Along with getting hit as a punishment my parents made it clear that it was god that made them do it not them. They supported what they were doing with the Bible which in turn has resulted me in hating religion and religious people. I swore off everything religious up until I recently met a mate who loves god. I want to be like my mate and love god however, everytime we step foot in a church i can't help but remember all the punishments I received as a child. When thinking about god all I can think about is getting beaten with a belt or spanked. I usually turn to self harming or get really depressed/sick after participating in anything religious related and I think my mate is noticing my depressed mood after reading the Bible or going to church
I can relate to this 100%! I grew up in a cult. All rituals, no matter how extreme, was for "god", to love "god", to worship "god", etc. I took refuage in a chrstian youth center so I was exposed to "normal christians" (for lack of a better term) and also have a very fundlementalist christian family (dad's side) and so, straight out of the cult or even before I had this will to "be saved" and have this wonderful relationship with this "god". And I tried hard to. Got "saved" at 13 when my parents shockingly let me go to a Michael W Smith concert with some kids at school. That lady told me "god will protect you" which my 13 yr old brain took literal. Christians honestly need to choose their wording better. Anyway, I tried to "worship god" the "right" way even though that meant more punishments. Harsher punishments. I'll show you punishments. It lasted a month and then I tore that bible into a million pieces and threw that part of me into the cult.

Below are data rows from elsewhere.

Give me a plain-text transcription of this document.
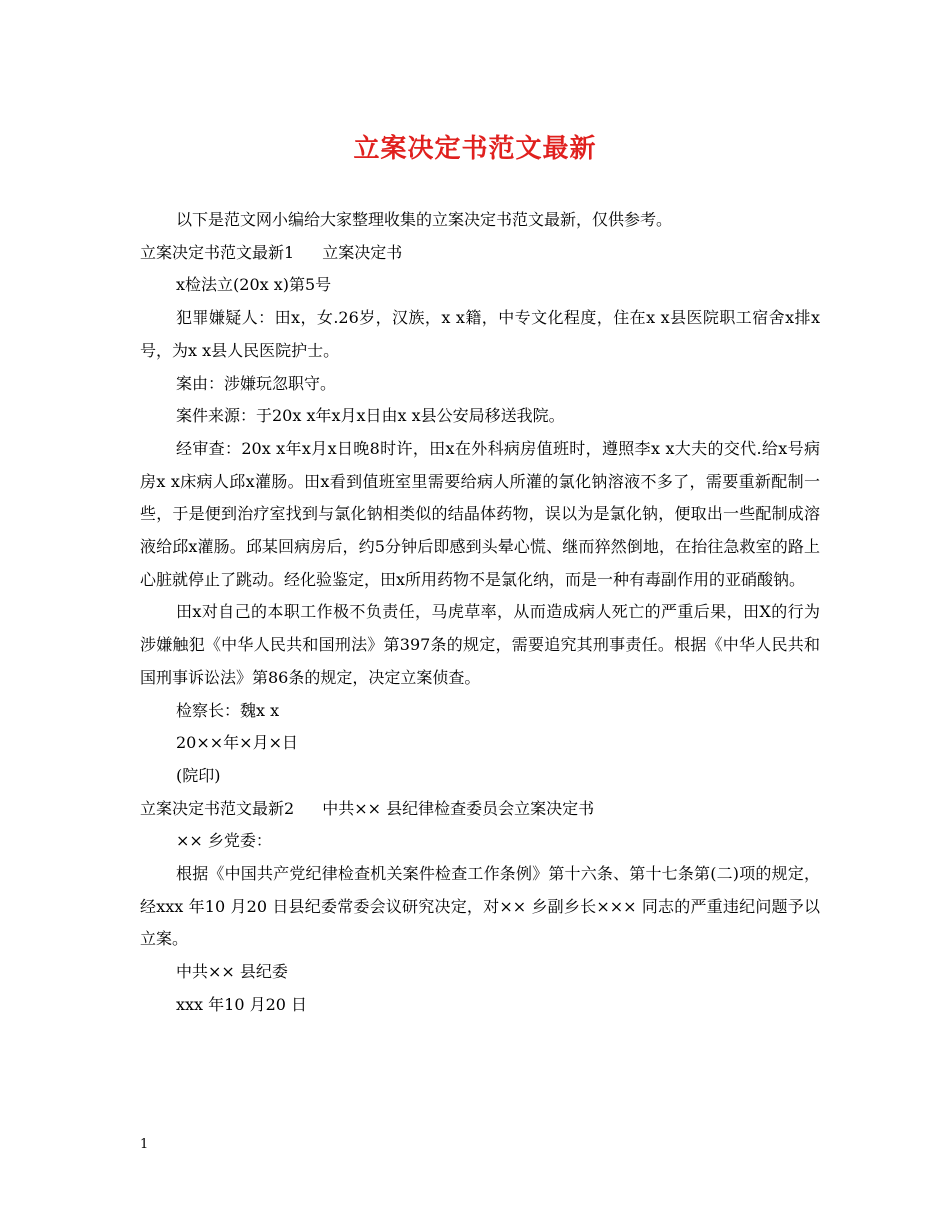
立案决定书范文最新

以下是范文网小编给大家整理收集的立案决定书范文最新，仅供参考。

立案决定书范文最新1 立案决定书

x检法立(20x x)第5号

犯罪嫌疑人：田x，女.26岁，汉族，x x籍，中专文化程度，住在x x县医院职工宿舍x排x号，为x x县人民医院护士。

案由：涉嫌玩忽职守。

案件来源：于20x x年x月x日由x x县公安局移送我院。

经审查：20x x年x月x日晚8时许，田x在外科病房值班时，遵照李x x大夫的交代.给x号病房x x床病人邱x灌肠。田x看到值班室里需要给病人所灌的氯化钠溶液不多了，需要重新配制一些，于是便到治疗室找到与氯化钠相类似的结晶体药物，误以为是氯化钠，便取出一些配制成溶液给邱x灌肠。邱某回病房后，约5分钟后即感到头晕心慌、继而猝然倒地，在抬往急救室的路上心脏就停止了跳动。经化验鉴定，田x所用药物不是氯化纳，而是一种有毒副作用的亚硝酸钠。

田x对自己的本职工作极不负责任，马虎草率，从而造成病人死亡的严重后果，田X的行为涉嫌触犯《中华人民共和国刑法》第397条的规定，需要追究其刑事责任。根据《中华人民共和国刑事诉讼法》第86条的规定，决定立案侦查。

检察长：魏x x

20××年×月×日

(院印)

立案决定书范文最新2 中共×× 县纪律检查委员会立案决定书

×× 乡党委：

根据《中国共产党纪律检查机关案件检查工作条例》第十六条、第十七条第(二)项的规定，经xxx 年10 月20 日县纪委常委会议研究决定，对×× 乡副乡长××× 同志的严重违纪问题予以立案。

中共×× 县纪委

xxx 年10 月20 日

1
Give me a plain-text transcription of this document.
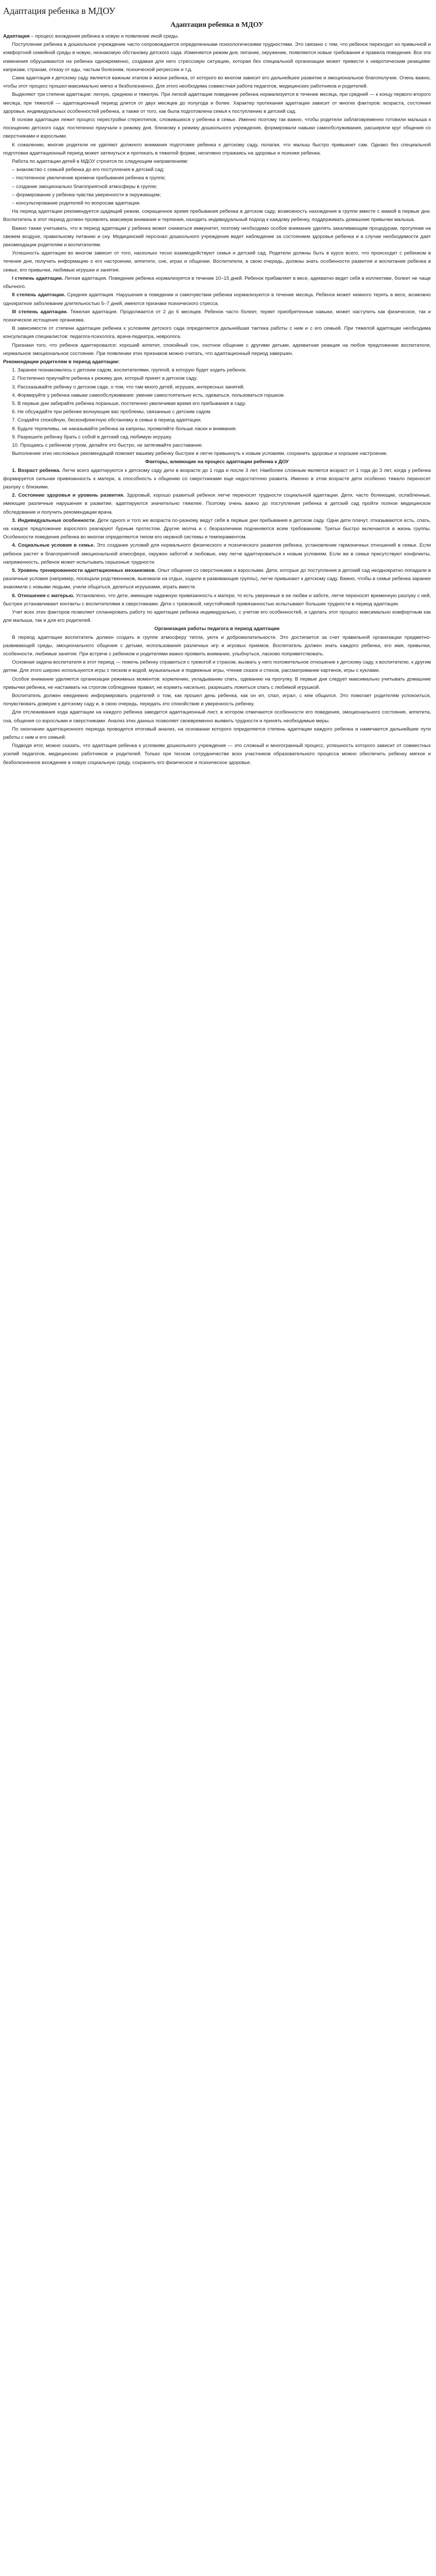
Адаптация ребенка в МДОУ
Адаптация ребенка в МДОУ

Адаптация – процесс вхождения ребенка в новую и появление иной среды.

Поступление ребенка в дошкольное учреждение часто сопровождается определенными психологическими трудностями. Это связано с тем, что ребенок переходит из привычной и комфортной семейной среды в новую, незнакомую обстановку детского сада. Изменяется режим дня, питание, окружение, появляются новые требования и правила поведения. Все эти изменения обрушиваются на ребенка одновременно, создавая для него стрессовую ситуацию, которая без специальной организации может привести к невротическим реакциям: капризам, страхам, отказу от еды, частым болезням, психической регрессии и т.д.

Сама адаптация к детскому саду является важным этапом в жизни ребенка, от которого во многом зависит его дальнейшее развитие и эмоциональное благополучие. Очень важно, чтобы этот процесс прошел максимально мягко и безболезненно. Для этого необходима совместная работа педагогов, медицинских работников и родителей.

Выделяют три степени адаптации: легкую, среднюю и тяжелую. При легкой адаптации поведение ребенка нормализуется в течение месяца, при средней — к концу первого-второго месяца, при тяжелой — адаптационный период длится от двух месяцев до полугода и более. Характер протекания адаптации зависит от многих факторов: возраста, состояния здоровья, индивидуальных особенностей ребенка, а также от того, как была подготовлена семья к поступлению в детский сад.

В основе адаптации лежит процесс перестройки стереотипов, сложившихся у ребенка в семье. Именно поэтому так важно, чтобы родители заблаговременно готовили малыша к посещению детского сада: постепенно приучали к режиму дня, близкому к режиму дошкольного учреждения, формировали навыки самообслуживания, расширяли круг общения со сверстниками и взрослыми.

К сожалению, многие родители не уделяют должного внимания подготовке ребенка к детскому саду, полагая, что малыш быстро привыкнет сам. Однако без специальной подготовки адаптационный период может затянуться и протекать в тяжелой форме, негативно отражаясь на здоровье и психике ребенка.

Работа по адаптации детей в МДОУ строится по следующим направлениям:

– знакомство с семьей ребенка до его поступления в детский сад;

– постепенное увеличение времени пребывания ребенка в группе;

– создание эмоционально благоприятной атмосферы в группе;

– формирование у ребенка чувства уверенности в окружающем;

– консультирование родителей по вопросам адаптации.

На период адаптации рекомендуется щадящий режим, сокращенное время пребывания ребенка в детском саду, возможность нахождения в группе вместе с мамой в первые дни. Воспитатель в этот период должен проявлять максимум внимания и терпения, находить индивидуальный подход к каждому ребенку, поддерживать домашние привычки малыша.

Важно также учитывать, что в период адаптации у ребенка может снижаться иммунитет, поэтому необходимо особое внимание уделять закаливающим процедурам, прогулкам на свежем воздухе, правильному питанию и сну. Медицинский персонал дошкольного учреждения ведет наблюдение за состоянием здоровья ребенка и в случае необходимости дает рекомендации родителям и воспитателям.

Успешность адаптации во многом зависит от того, насколько тесно взаимодействуют семья и детский сад. Родители должны быть в курсе всего, что происходит с ребенком в течение дня, получать информацию о его настроении, аппетите, сне, играх и общении. Воспитатели, в свою очередь, должны знать особенности развития и воспитания ребенка в семье, его привычки, любимые игрушки и занятия.

I степень адаптации. Легкая адаптация. Поведение ребенка нормализуется в течение 10–15 дней. Ребенок прибавляет в весе, адекватно ведет себя в коллективе, болеет не чаще обычного.

II степень адаптации. Средняя адаптация. Нарушения в поведении и самочувствии ребенка нормализуются в течение месяца. Ребенок может немного терять в весе, возможно однократное заболевание длительностью 5–7 дней, имеются признаки психического стресса.

III степень адаптации. Тяжелая адаптация. Продолжается от 2 до 6 месяцев. Ребенок часто болеет, теряет приобретенные навыки, может наступить как физическое, так и психическое истощение организма.

В зависимости от степени адаптации ребенка к условиям детского сада определяется дальнейшая тактика работы с ним и с его семьей. При тяжелой адаптации необходима консультация специалистов: педагога-психолога, врача-педиатра, невролога.

Признаки того, что ребенок адаптировался: хороший аппетит, спокойный сон, охотное общение с другими детьми, адекватная реакция на любое предложение воспитателя, нормальное эмоциональное состояние. При появлении этих признаков можно считать, что адаптационный период завершен.

Рекомендации родителям в период адаптации:

1. Заранее познакомьтесь с детским садом, воспитателями, группой, в которую будет ходить ребенок.

2. Постепенно приучайте ребенка к режиму дня, который принят в детском саду.

3. Рассказывайте ребенку о детском саде, о том, что там много детей, игрушек, интересных занятий.

4. Формируйте у ребенка навыки самообслуживания: умение самостоятельно есть, одеваться, пользоваться горшком.

5. В первые дни забирайте ребенка пораньше, постепенно увеличивая время его пребывания в саду.

6. Не обсуждайте при ребенке волнующие вас проблемы, связанные с детским садом.

7. Создайте спокойную, бесконфликтную обстановку в семье в период адаптации.

8. Будьте терпеливы, не наказывайте ребенка за капризы, проявляйте больше ласки и внимания.

9. Разрешите ребенку брать с собой в детский сад любимую игрушку.

10. Прощаясь с ребенком утром, делайте это быстро, не затягивайте расставание.

Выполнение этих несложных рекомендаций поможет вашему ребенку быстрее и легче привыкнуть к новым условиям, сохранить здоровье и хорошее настроение.

Факторы, влияющие на процесс адаптации ребенка к ДОУ

1. Возраст ребенка. Легче всего адаптируются к детскому саду дети в возрасте до 1 года и после 3 лет. Наиболее сложным является возраст от 1 года до 3 лет, когда у ребенка формируется сильная привязанность к матери, а способность к общению со сверстниками еще недостаточно развита. Именно в этом возрасте дети особенно тяжело переносят разлуку с близкими.

2. Состояние здоровья и уровень развития. Здоровый, хорошо развитый ребенок легче переносит трудности социальной адаптации. Дети, часто болеющие, ослабленные, имеющие различные нарушения в развитии, адаптируются значительно тяжелее. Поэтому очень важно до поступления ребенка в детский сад пройти полное медицинское обследование и получить рекомендации врача.

3. Индивидуальные особенности. Дети одного и того же возраста по-разному ведут себя в первые дни пребывания в детском саду. Одни дети плачут, отказываются есть, спать, на каждое предложение взрослого реагируют бурным протестом. Другие молча и с безразличием подчиняются всем требованиям. Третьи быстро включаются в жизнь группы. Особенности поведения ребенка во многом определяются типом его нервной системы и темпераментом.

4. Социальные условия в семье. Это создание условий для нормального физического и психического развития ребенка, установление гармоничных отношений в семье. Если ребенок растет в благоприятной эмоциональной атмосфере, окружен заботой и любовью, ему легче адаптироваться к новым условиям. Если же в семье присутствуют конфликты, напряженность, ребенок может испытывать серьезные трудности.

5. Уровень тренированности адаптационных механизмов. Опыт общения со сверстниками и взрослыми. Дети, которые до поступления в детский сад неоднократно попадали в различные условия (например, посещали родственников, выезжали на отдых, ходили в развивающие группы), легче привыкают к детскому саду. Важно, чтобы в семье ребенка заранее знакомили с новыми людьми, учили общаться, делиться игрушками, играть вместе.

6. Отношения с матерью. Установлено, что дети, имеющие надежную привязанность к матери, то есть уверенные в ее любви и заботе, легче переносят временную разлуку с ней, быстрее устанавливают контакты с воспитателями и сверстниками. Дети с тревожной, неустойчивой привязанностью испытывают большие трудности в период адаптации.

Учет всех этих факторов позволяет спланировать работу по адаптации ребенка индивидуально, с учетом его особенностей, и сделать этот процесс максимально комфортным как для малыша, так и для его родителей.

Организация работы педагога в период адаптации

В период адаптации воспитатель должен создать в группе атмосферу тепла, уюта и доброжелательности. Это достигается за счет правильной организации предметно-развивающей среды, эмоционального общения с детьми, использования различных игр и игровых приемов. Воспитатель должен знать каждого ребенка, его имя, привычки, особенности, любимые занятия. При встрече с ребенком и родителями важно проявить внимание, улыбнуться, ласково поприветствовать.

Основная задача воспитателя в этот период — помочь ребенку справиться с тревогой и страхом, вызвать у него положительное отношение к детскому саду, к воспитателю, к другим детям. Для этого широко используются игры с песком и водой, музыкальные и подвижные игры, чтение сказок и стихов, рассматривание картинок, игры с куклами.

Особое внимание уделяется организации режимных моментов: кормлению, укладыванию спать, одеванию на прогулку. В первые дни следует максимально учитывать домашние привычки ребенка, не настаивать на строгом соблюдении правил, не кормить насильно, разрешать ложиться спать с любимой игрушкой.

Воспитатель должен ежедневно информировать родителей о том, как прошел день ребенка, как он ел, спал, играл, с кем общался. Это помогает родителям успокоиться, почувствовать доверие к детскому саду и, в свою очередь, передать это спокойствие и уверенность ребенку.

Для отслеживания хода адаптации на каждого ребенка заводится адаптационный лист, в котором отмечаются особенности его поведения, эмоционального состояния, аппетита, сна, общения со взрослыми и сверстниками. Анализ этих данных позволяет своевременно выявить трудности и принять необходимые меры.

По окончании адаптационного периода проводится итоговый анализ, на основании которого определяется степень адаптации каждого ребенка и намечаются дальнейшие пути работы с ним и его семьей.

Подводя итог, можно сказать, что адаптация ребенка к условиям дошкольного учреждения — это сложный и многогранный процесс, успешность которого зависит от совместных усилий педагогов, медицинских работников и родителей. Только при тесном сотрудничестве всех участников образовательного процесса можно обеспечить ребенку мягкое и безболезненное вхождение в новую социальную среду, сохранить его физическое и психическое здоровье.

I often feel christianity is a "prettier" cult. Recruitment. Those that don't believe get punished with hell fire. Yeah anyway.
All my 20s was me trying to "conform" to the "great christian girl" my family wanted. Until one day I said "f*ck it" and posted on Facebook "I DON'T BELIEVE IN GOD". Yeah, that started a fight that still happens today.
My advice is to work with that part of your trauma. Stop locking up things in your brain. Deal with any trauma that maybe there. And one day you will resolve yourself spiritually. My therapist is also a pastoral counselor and I feel I got lucky there. Even though he works in a secular PDoc's office, we can work on these very unresolved parts of my past. We can talk about "god", "god stuff", and "church people". I have the want to hit "god" over the head with a baseball bat a million times but I am ok with that. Before I wasn't and felt I needed to "give god all my burdens" and "lay it at the cross" (which today those phrases makes zero sense to me) but today I am ok at being confused about spirituality and if there is a "god" then he/she gets my confusion, my anger, my hatred, and why I put anything to do with him/her in quotes. If there is a "god" then they see your heart, understands, and has patience. You just work on your trauma, don't force yourself to go to church if it makes you uncomfortable or upset. Yes, exposure therapy is needed but maybe now is not the right time. And if your mate loves you for you they will understand the need to work on unresolved issues surrounding religon. Today I accept all religons as possibily true. I think they are all worshiping the same "god" differently. I am content with where I stand spiritually.
I would obsess over BDSM thoughts at a really young age like 5 years old
Sexual fantisies or? If so, how does a 5 yr old know about sex
As far as your explanation of church...I have been going to church nmy entire life and my experience is the entire opposite of what you just laid out. I have had many prayers answered. I have never been abused
I have been raped by several pastors. Not everyone's experience of church is the same. Today I refuse to ever go in one and start to have flashbacks and disossiate when I drive by one.
and those that actually understand the Bible knows it's NOT depressing it's full of hope. So don't speak on things you don't fully understand
The christian bible is also full of war, murders, child murder, sacrifice, and some horrid things.